Le foil en kitesurf : comment ça marche ?

Le foil kitesurf n’est pas aussi compliqué que ce que certaines personnes veulent bien le croire. Toutefois, il existe quelques principes de base qu’il faut connaître pour éviter les accidents. Par exemple, il est important de comprendre comment marche le foil et comment gérer la portance. Voici les principes que vous devez savoir si vous êtes débutant.

Le matériel adéquat

Lorsque vous allez faire du foil kitesurf, il est important de vous munir de matériel kitesurf haute qualité. Vous aurez besoin de casque, de chaussons et de gants de protection et d’un gilet de flottaison. Tous ceux qui veulent se lancer doivent au moins savoir piloter l’aile de l’appareil dans tout type de conditions, sans faire tomber ce dernier.
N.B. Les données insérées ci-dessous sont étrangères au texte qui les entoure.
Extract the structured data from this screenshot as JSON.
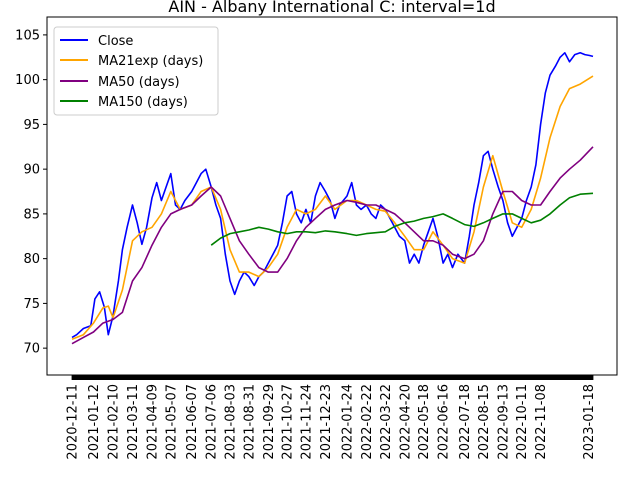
{
  "chart_data": {
    "type": "line",
    "title": "AIN - Albany International C: interval=1d",
    "xlabel": "",
    "ylabel": "",
    "ylim": [
      67,
      107
    ],
    "yticks": [
      70,
      75,
      80,
      85,
      90,
      95,
      100,
      105
    ],
    "x_start": "2020-12-11",
    "x_end": "2023-01-25",
    "xticks": [
      "2020-12-11",
      "2021-01-12",
      "2021-02-10",
      "2021-03-11",
      "2021-04-09",
      "2021-05-07",
      "2021-06-07",
      "2021-07-06",
      "2021-08-03",
      "2021-08-31",
      "2021-09-29",
      "2021-10-27",
      "2021-11-24",
      "2021-12-23",
      "2022-01-24",
      "2022-02-22",
      "2022-03-22",
      "2022-04-20",
      "2022-05-18",
      "2022-06-16",
      "2022-07-18",
      "2022-08-15",
      "2022-09-13",
      "2022-10-11",
      "2022-11-08",
      "2023-01-18"
    ],
    "legend": {
      "placement": "top-left",
      "entries": [
        "Close",
        "MA21exp (days)",
        "MA50 (days)",
        "MA150 (days)"
      ]
    },
    "series": [
      {
        "name": "Close",
        "color": "#0000ff",
        "points": [
          [
            "2020-12-11",
            71.2
          ],
          [
            "2020-12-18",
            71.5
          ],
          [
            "2020-12-28",
            72.2
          ],
          [
            "2021-01-08",
            72.5
          ],
          [
            "2021-01-14",
            75.5
          ],
          [
            "2021-01-21",
            76.3
          ],
          [
            "2021-01-28",
            74.6
          ],
          [
            "2021-02-03",
            71.5
          ],
          [
            "2021-02-10",
            73.6
          ],
          [
            "2021-02-18",
            77.5
          ],
          [
            "2021-02-24",
            81.0
          ],
          [
            "2021-03-03",
            83.5
          ],
          [
            "2021-03-11",
            86.0
          ],
          [
            "2021-03-18",
            84.0
          ],
          [
            "2021-03-25",
            81.6
          ],
          [
            "2021-04-01",
            83.5
          ],
          [
            "2021-04-09",
            86.8
          ],
          [
            "2021-04-16",
            88.5
          ],
          [
            "2021-04-23",
            86.5
          ],
          [
            "2021-04-30",
            88.0
          ],
          [
            "2021-05-07",
            89.5
          ],
          [
            "2021-05-14",
            86.0
          ],
          [
            "2021-05-21",
            85.5
          ],
          [
            "2021-05-28",
            86.5
          ],
          [
            "2021-06-07",
            87.5
          ],
          [
            "2021-06-14",
            88.5
          ],
          [
            "2021-06-21",
            89.5
          ],
          [
            "2021-06-28",
            90.0
          ],
          [
            "2021-07-06",
            88.0
          ],
          [
            "2021-07-13",
            86.0
          ],
          [
            "2021-07-20",
            84.5
          ],
          [
            "2021-07-27",
            80.5
          ],
          [
            "2021-08-03",
            77.5
          ],
          [
            "2021-08-10",
            76.0
          ],
          [
            "2021-08-17",
            77.5
          ],
          [
            "2021-08-24",
            78.5
          ],
          [
            "2021-08-31",
            78.0
          ],
          [
            "2021-09-08",
            77.0
          ],
          [
            "2021-09-15",
            78.0
          ],
          [
            "2021-09-22",
            78.5
          ],
          [
            "2021-09-29",
            79.5
          ],
          [
            "2021-10-06",
            80.5
          ],
          [
            "2021-10-13",
            81.5
          ],
          [
            "2021-10-20",
            84.0
          ],
          [
            "2021-10-27",
            87.0
          ],
          [
            "2021-11-03",
            87.5
          ],
          [
            "2021-11-10",
            85.0
          ],
          [
            "2021-11-17",
            84.0
          ],
          [
            "2021-11-24",
            85.5
          ],
          [
            "2021-12-01",
            84.0
          ],
          [
            "2021-12-08",
            87.0
          ],
          [
            "2021-12-15",
            88.5
          ],
          [
            "2021-12-23",
            87.5
          ],
          [
            "2021-12-30",
            86.5
          ],
          [
            "2022-01-06",
            84.5
          ],
          [
            "2022-01-13",
            86.0
          ],
          [
            "2022-01-24",
            87.0
          ],
          [
            "2022-01-31",
            88.5
          ],
          [
            "2022-02-07",
            86.0
          ],
          [
            "2022-02-14",
            85.5
          ],
          [
            "2022-02-22",
            86.0
          ],
          [
            "2022-03-01",
            85.0
          ],
          [
            "2022-03-08",
            84.5
          ],
          [
            "2022-03-15",
            86.0
          ],
          [
            "2022-03-22",
            85.5
          ],
          [
            "2022-03-29",
            84.5
          ],
          [
            "2022-04-05",
            83.5
          ],
          [
            "2022-04-12",
            82.5
          ],
          [
            "2022-04-20",
            82.0
          ],
          [
            "2022-04-27",
            79.5
          ],
          [
            "2022-05-04",
            80.5
          ],
          [
            "2022-05-11",
            79.5
          ],
          [
            "2022-05-18",
            81.5
          ],
          [
            "2022-05-25",
            83.0
          ],
          [
            "2022-06-01",
            84.5
          ],
          [
            "2022-06-08",
            82.5
          ],
          [
            "2022-06-16",
            79.5
          ],
          [
            "2022-06-23",
            80.5
          ],
          [
            "2022-06-30",
            79.0
          ],
          [
            "2022-07-08",
            80.5
          ],
          [
            "2022-07-18",
            79.5
          ],
          [
            "2022-07-25",
            82.5
          ],
          [
            "2022-08-01",
            86.0
          ],
          [
            "2022-08-08",
            88.5
          ],
          [
            "2022-08-15",
            91.5
          ],
          [
            "2022-08-22",
            92.0
          ],
          [
            "2022-08-29",
            90.0
          ],
          [
            "2022-09-06",
            88.0
          ],
          [
            "2022-09-13",
            86.5
          ],
          [
            "2022-09-20",
            84.0
          ],
          [
            "2022-09-27",
            82.5
          ],
          [
            "2022-10-04",
            83.5
          ],
          [
            "2022-10-11",
            84.5
          ],
          [
            "2022-10-18",
            86.5
          ],
          [
            "2022-10-25",
            88.0
          ],
          [
            "2022-11-01",
            90.5
          ],
          [
            "2022-11-08",
            95.0
          ],
          [
            "2022-11-15",
            98.5
          ],
          [
            "2022-11-22",
            100.5
          ],
          [
            "2022-11-30",
            101.5
          ],
          [
            "2022-12-07",
            102.5
          ],
          [
            "2022-12-14",
            103.0
          ],
          [
            "2022-12-21",
            102.0
          ],
          [
            "2022-12-29",
            102.8
          ],
          [
            "2023-01-06",
            103.0
          ],
          [
            "2023-01-13",
            102.8
          ],
          [
            "2023-01-20",
            102.7
          ],
          [
            "2023-01-25",
            102.6
          ]
        ]
      },
      {
        "name": "MA21exp (days)",
        "color": "#ffa500",
        "points": [
          [
            "2020-12-11",
            71.0
          ],
          [
            "2020-12-28",
            71.5
          ],
          [
            "2021-01-12",
            72.8
          ],
          [
            "2021-01-26",
            74.5
          ],
          [
            "2021-02-03",
            74.7
          ],
          [
            "2021-02-10",
            73.4
          ],
          [
            "2021-02-24",
            76.5
          ],
          [
            "2021-03-11",
            82.0
          ],
          [
            "2021-03-25",
            83.0
          ],
          [
            "2021-04-09",
            83.5
          ],
          [
            "2021-04-23",
            85.0
          ],
          [
            "2021-05-07",
            87.5
          ],
          [
            "2021-05-21",
            85.5
          ],
          [
            "2021-06-07",
            86.0
          ],
          [
            "2021-06-21",
            87.5
          ],
          [
            "2021-07-06",
            88.0
          ],
          [
            "2021-07-20",
            85.5
          ],
          [
            "2021-08-03",
            81.0
          ],
          [
            "2021-08-17",
            78.5
          ],
          [
            "2021-08-31",
            78.5
          ],
          [
            "2021-09-15",
            78.0
          ],
          [
            "2021-09-29",
            79.0
          ],
          [
            "2021-10-13",
            80.5
          ],
          [
            "2021-10-27",
            83.5
          ],
          [
            "2021-11-10",
            85.5
          ],
          [
            "2021-11-24",
            85.0
          ],
          [
            "2021-12-08",
            85.5
          ],
          [
            "2021-12-23",
            87.0
          ],
          [
            "2022-01-06",
            85.5
          ],
          [
            "2022-01-24",
            86.5
          ],
          [
            "2022-02-07",
            86.5
          ],
          [
            "2022-02-22",
            86.0
          ],
          [
            "2022-03-08",
            85.5
          ],
          [
            "2022-03-22",
            85.3
          ],
          [
            "2022-04-05",
            84.0
          ],
          [
            "2022-04-20",
            82.5
          ],
          [
            "2022-05-04",
            81.0
          ],
          [
            "2022-05-18",
            81.0
          ],
          [
            "2022-06-01",
            83.0
          ],
          [
            "2022-06-16",
            81.5
          ],
          [
            "2022-06-30",
            80.0
          ],
          [
            "2022-07-18",
            79.5
          ],
          [
            "2022-08-01",
            83.0
          ],
          [
            "2022-08-15",
            88.0
          ],
          [
            "2022-08-29",
            91.5
          ],
          [
            "2022-09-13",
            87.5
          ],
          [
            "2022-09-27",
            84.0
          ],
          [
            "2022-10-11",
            83.5
          ],
          [
            "2022-10-25",
            85.5
          ],
          [
            "2022-11-08",
            89.0
          ],
          [
            "2022-11-22",
            93.5
          ],
          [
            "2022-12-07",
            97.0
          ],
          [
            "2022-12-21",
            99.0
          ],
          [
            "2023-01-06",
            99.5
          ],
          [
            "2023-01-25",
            100.4
          ]
        ]
      },
      {
        "name": "MA50 (days)",
        "color": "#800080",
        "points": [
          [
            "2020-12-11",
            70.5
          ],
          [
            "2020-12-28",
            71.2
          ],
          [
            "2021-01-12",
            71.8
          ],
          [
            "2021-01-26",
            72.8
          ],
          [
            "2021-02-10",
            73.2
          ],
          [
            "2021-02-24",
            74.0
          ],
          [
            "2021-03-11",
            77.5
          ],
          [
            "2021-03-25",
            79.0
          ],
          [
            "2021-04-09",
            81.5
          ],
          [
            "2021-04-23",
            83.5
          ],
          [
            "2021-05-07",
            85.0
          ],
          [
            "2021-05-21",
            85.5
          ],
          [
            "2021-06-07",
            86.0
          ],
          [
            "2021-06-21",
            87.0
          ],
          [
            "2021-07-06",
            88.0
          ],
          [
            "2021-07-20",
            87.0
          ],
          [
            "2021-08-03",
            84.5
          ],
          [
            "2021-08-17",
            82.0
          ],
          [
            "2021-08-31",
            80.5
          ],
          [
            "2021-09-15",
            79.0
          ],
          [
            "2021-09-29",
            78.5
          ],
          [
            "2021-10-13",
            78.5
          ],
          [
            "2021-10-27",
            80.0
          ],
          [
            "2021-11-10",
            82.0
          ],
          [
            "2021-11-24",
            83.5
          ],
          [
            "2021-12-08",
            84.5
          ],
          [
            "2021-12-23",
            85.5
          ],
          [
            "2022-01-06",
            86.0
          ],
          [
            "2022-01-24",
            86.5
          ],
          [
            "2022-02-07",
            86.3
          ],
          [
            "2022-02-22",
            86.0
          ],
          [
            "2022-03-08",
            86.0
          ],
          [
            "2022-03-22",
            85.5
          ],
          [
            "2022-04-05",
            85.0
          ],
          [
            "2022-04-20",
            84.0
          ],
          [
            "2022-05-04",
            83.0
          ],
          [
            "2022-05-18",
            82.0
          ],
          [
            "2022-06-01",
            82.0
          ],
          [
            "2022-06-16",
            81.5
          ],
          [
            "2022-06-30",
            80.5
          ],
          [
            "2022-07-18",
            80.0
          ],
          [
            "2022-08-01",
            80.5
          ],
          [
            "2022-08-15",
            82.0
          ],
          [
            "2022-08-29",
            85.0
          ],
          [
            "2022-09-13",
            87.5
          ],
          [
            "2022-09-27",
            87.5
          ],
          [
            "2022-10-11",
            86.5
          ],
          [
            "2022-10-25",
            86.0
          ],
          [
            "2022-11-08",
            86.0
          ],
          [
            "2022-11-22",
            87.5
          ],
          [
            "2022-12-07",
            89.0
          ],
          [
            "2022-12-21",
            90.0
          ],
          [
            "2023-01-06",
            91.0
          ],
          [
            "2023-01-25",
            92.5
          ]
        ]
      },
      {
        "name": "MA150 (days)",
        "color": "#008000",
        "points": [
          [
            "2021-07-06",
            81.5
          ],
          [
            "2021-07-20",
            82.3
          ],
          [
            "2021-08-03",
            82.8
          ],
          [
            "2021-08-17",
            83.0
          ],
          [
            "2021-08-31",
            83.2
          ],
          [
            "2021-09-15",
            83.5
          ],
          [
            "2021-09-29",
            83.3
          ],
          [
            "2021-10-13",
            83.0
          ],
          [
            "2021-10-27",
            82.8
          ],
          [
            "2021-11-10",
            83.0
          ],
          [
            "2021-11-24",
            83.0
          ],
          [
            "2021-12-08",
            82.9
          ],
          [
            "2021-12-23",
            83.1
          ],
          [
            "2022-01-06",
            83.0
          ],
          [
            "2022-01-24",
            82.8
          ],
          [
            "2022-02-07",
            82.6
          ],
          [
            "2022-02-22",
            82.8
          ],
          [
            "2022-03-08",
            82.9
          ],
          [
            "2022-03-22",
            83.0
          ],
          [
            "2022-04-05",
            83.6
          ],
          [
            "2022-04-20",
            84.0
          ],
          [
            "2022-05-04",
            84.2
          ],
          [
            "2022-05-18",
            84.5
          ],
          [
            "2022-06-01",
            84.7
          ],
          [
            "2022-06-16",
            85.0
          ],
          [
            "2022-06-30",
            84.5
          ],
          [
            "2022-07-18",
            83.8
          ],
          [
            "2022-08-01",
            83.6
          ],
          [
            "2022-08-15",
            84.0
          ],
          [
            "2022-08-29",
            84.5
          ],
          [
            "2022-09-13",
            85.0
          ],
          [
            "2022-09-27",
            85.0
          ],
          [
            "2022-10-11",
            84.5
          ],
          [
            "2022-10-25",
            84.0
          ],
          [
            "2022-11-08",
            84.3
          ],
          [
            "2022-11-22",
            85.0
          ],
          [
            "2022-12-07",
            86.0
          ],
          [
            "2022-12-21",
            86.8
          ],
          [
            "2023-01-06",
            87.2
          ],
          [
            "2023-01-25",
            87.3
          ]
        ]
      }
    ]
  }
}
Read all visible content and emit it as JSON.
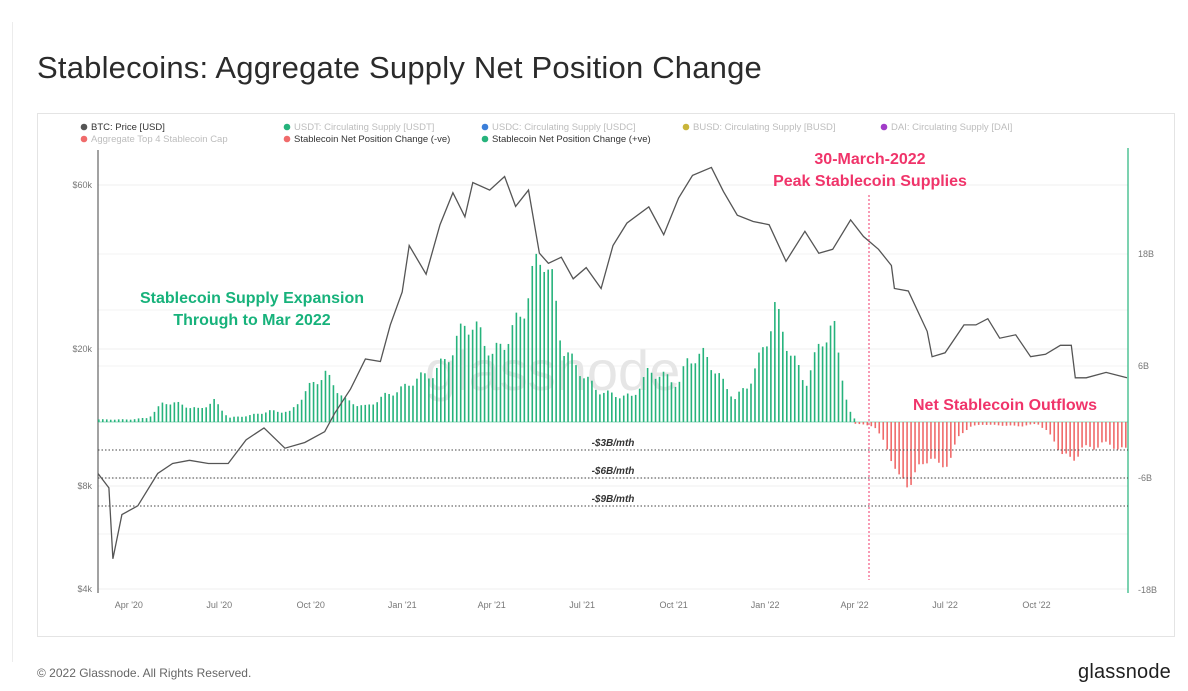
{
  "title": "Stablecoins: Aggregate Supply Net Position Change",
  "footer": {
    "copyright": "© 2022 Glassnode. All Rights Reserved.",
    "logo": "glassnode"
  },
  "chart_data": {
    "type": "bar",
    "legend": [
      {
        "label": "BTC: Price [USD]",
        "color": "#555555",
        "active": true
      },
      {
        "label": "USDT: Circulating Supply [USDT]",
        "color": "#26b37c",
        "active": false
      },
      {
        "label": "USDC: Circulating Supply [USDC]",
        "color": "#3b7fd9",
        "active": false
      },
      {
        "label": "BUSD: Circulating Supply [BUSD]",
        "color": "#c9b53a",
        "active": false
      },
      {
        "label": "DAI: Circulating Supply [DAI]",
        "color": "#a13cc8",
        "active": false
      },
      {
        "label": "Aggregate Top 4 Stablecoin Cap",
        "color": "#f06b6b",
        "active": false
      },
      {
        "label": "Stablecoin Net Position Change (-ve)",
        "color": "#f06b6b",
        "active": true
      },
      {
        "label": "Stablecoin Net Position Change (+ve)",
        "color": "#26b37c",
        "active": true
      }
    ],
    "x_ticks": [
      "Apr '20",
      "Jul '20",
      "Oct '20",
      "Jan '21",
      "Apr '21",
      "Jul '21",
      "Oct '21",
      "Jan '22",
      "Apr '22",
      "Jul '22",
      "Oct '22"
    ],
    "left_axis": {
      "ticks": [
        "$60k",
        "$20k",
        "$8k",
        "$4k"
      ],
      "tick_values": [
        60000,
        20000,
        8000,
        4000
      ],
      "scale": "log"
    },
    "right_axis": {
      "ticks": [
        "18B",
        "6B",
        "-6B",
        "-18B"
      ],
      "tick_values": [
        18,
        6,
        -6,
        -18
      ],
      "ylim": [
        -18,
        24
      ]
    },
    "annotations": {
      "expansion": [
        "Stablecoin Supply Expansion",
        "Through to Mar 2022"
      ],
      "peak": [
        "30-March-2022",
        "Peak Stablecoin Supplies"
      ],
      "outflows": "Net Stablecoin Outflows",
      "thresholds": [
        "-$3B/mth",
        "-$6B/mth",
        "-$9B/mth"
      ]
    },
    "threshold_values": [
      -3,
      -6,
      -9
    ],
    "series": [
      {
        "name": "BTC: Price [USD]",
        "x": [
          "2020-03-01",
          "2020-03-12",
          "2020-03-16",
          "2020-03-25",
          "2020-04-10",
          "2020-04-30",
          "2020-05-15",
          "2020-06-01",
          "2020-06-20",
          "2020-07-10",
          "2020-07-28",
          "2020-08-15",
          "2020-09-05",
          "2020-09-25",
          "2020-10-15",
          "2020-10-25",
          "2020-11-10",
          "2020-11-25",
          "2020-12-10",
          "2020-12-20",
          "2021-01-01",
          "2021-01-08",
          "2021-01-25",
          "2021-02-08",
          "2021-02-21",
          "2021-03-05",
          "2021-03-13",
          "2021-03-30",
          "2021-04-14",
          "2021-04-25",
          "2021-05-08",
          "2021-05-19",
          "2021-05-28",
          "2021-06-10",
          "2021-06-22",
          "2021-07-05",
          "2021-07-20",
          "2021-08-01",
          "2021-08-15",
          "2021-09-06",
          "2021-09-21",
          "2021-10-06",
          "2021-10-20",
          "2021-11-08",
          "2021-11-20",
          "2021-12-04",
          "2021-12-20",
          "2022-01-05",
          "2022-01-22",
          "2022-02-10",
          "2022-02-24",
          "2022-03-10",
          "2022-03-28",
          "2022-04-10",
          "2022-04-25",
          "2022-05-08",
          "2022-05-11",
          "2022-05-25",
          "2022-06-13",
          "2022-06-18",
          "2022-07-01",
          "2022-07-20",
          "2022-08-01",
          "2022-08-13",
          "2022-08-25",
          "2022-09-10",
          "2022-09-25",
          "2022-10-10",
          "2022-10-25",
          "2022-11-05",
          "2022-11-09",
          "2022-11-20",
          "2022-12-10",
          "2022-12-31"
        ],
        "values": [
          8700,
          7900,
          4900,
          6600,
          7000,
          8700,
          9300,
          9500,
          9300,
          9300,
          10900,
          11800,
          10300,
          10700,
          11500,
          13000,
          15300,
          18700,
          18400,
          23500,
          29300,
          40000,
          33000,
          46000,
          57000,
          48500,
          61000,
          58000,
          63500,
          52000,
          58000,
          38000,
          35500,
          37000,
          32000,
          34500,
          30000,
          40000,
          46500,
          51800,
          43000,
          55000,
          64000,
          67500,
          57500,
          49000,
          47000,
          46000,
          36000,
          44000,
          38000,
          39000,
          47500,
          42500,
          39000,
          35000,
          30000,
          29500,
          22500,
          19000,
          19500,
          23500,
          23500,
          24500,
          21500,
          22000,
          19000,
          19300,
          20500,
          20500,
          16500,
          16500,
          17100,
          16500
        ]
      },
      {
        "name": "Stablecoin Net Position Change (+ve)",
        "x": [
          "2020-03-01",
          "2020-04-01",
          "2020-04-20",
          "2020-05-05",
          "2020-05-15",
          "2020-06-10",
          "2020-06-25",
          "2020-07-10",
          "2020-08-01",
          "2020-08-20",
          "2020-09-10",
          "2020-10-01",
          "2020-10-15",
          "2020-11-05",
          "2020-11-25",
          "2020-12-15",
          "2021-01-01",
          "2021-01-15",
          "2021-02-01",
          "2021-02-20",
          "2021-03-05",
          "2021-03-20",
          "2021-04-01",
          "2021-04-15",
          "2021-05-01",
          "2021-05-12",
          "2021-05-22",
          "2021-06-01",
          "2021-06-10",
          "2021-06-25",
          "2021-07-15",
          "2021-08-01",
          "2021-08-20",
          "2021-09-05",
          "2021-09-20",
          "2021-10-05",
          "2021-10-15",
          "2021-11-01",
          "2021-11-20",
          "2021-12-01",
          "2021-12-15",
          "2022-01-01",
          "2022-01-10",
          "2022-01-25",
          "2022-02-10",
          "2022-02-25",
          "2022-03-10",
          "2022-03-25",
          "2022-04-01"
        ],
        "values": [
          0.3,
          0.3,
          0.5,
          2.3,
          2.3,
          1.5,
          2.5,
          0.5,
          0.8,
          1.3,
          1.2,
          4.5,
          5.7,
          2.5,
          1.8,
          3.2,
          4.0,
          5.2,
          5.8,
          8.5,
          12.0,
          10.5,
          8.0,
          9.7,
          13.0,
          17.5,
          20.5,
          16.0,
          9.0,
          6.5,
          3.8,
          3.2,
          3.0,
          6.0,
          5.5,
          4.5,
          7.5,
          8.0,
          4.5,
          2.8,
          4.5,
          9.5,
          13.5,
          8.5,
          4.5,
          9.5,
          11.5,
          1.5,
          0.2
        ]
      },
      {
        "name": "Stablecoin Net Position Change (-ve)",
        "x": [
          "2022-04-01",
          "2022-04-20",
          "2022-05-05",
          "2022-05-15",
          "2022-05-25",
          "2022-06-05",
          "2022-06-15",
          "2022-06-25",
          "2022-07-05",
          "2022-07-15",
          "2022-07-25",
          "2022-08-05",
          "2022-08-25",
          "2022-09-15",
          "2022-10-01",
          "2022-10-10",
          "2022-10-25",
          "2022-11-05",
          "2022-11-15",
          "2022-11-25",
          "2022-12-05",
          "2022-12-20",
          "2022-12-31"
        ],
        "values": [
          -0.2,
          -0.5,
          -3.5,
          -7.0,
          -7.2,
          -5.5,
          -4.0,
          -5.5,
          -4.5,
          -1.5,
          -0.6,
          -0.3,
          -0.4,
          -0.5,
          -0.2,
          -1.0,
          -3.5,
          -4.8,
          -3.0,
          -3.2,
          -2.5,
          -3.0,
          -3.5
        ]
      }
    ]
  }
}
En effet, cette configuration de navigation nécessite beaucoup de technicité et d’anticipation. En conséquence, il faudra aussi être capable de redécoller l’aile dans l’eau. La planche doit être volumineuse pour vous donner de la vitesse à plat. Pour fixer vos pieds et rester en équilibre, vous aurez besoin de trois footstraps, dont deux en V, à l’avant. Enfin, il y a le mât qui doit être entre 40 cm et 1,10 m et le kite.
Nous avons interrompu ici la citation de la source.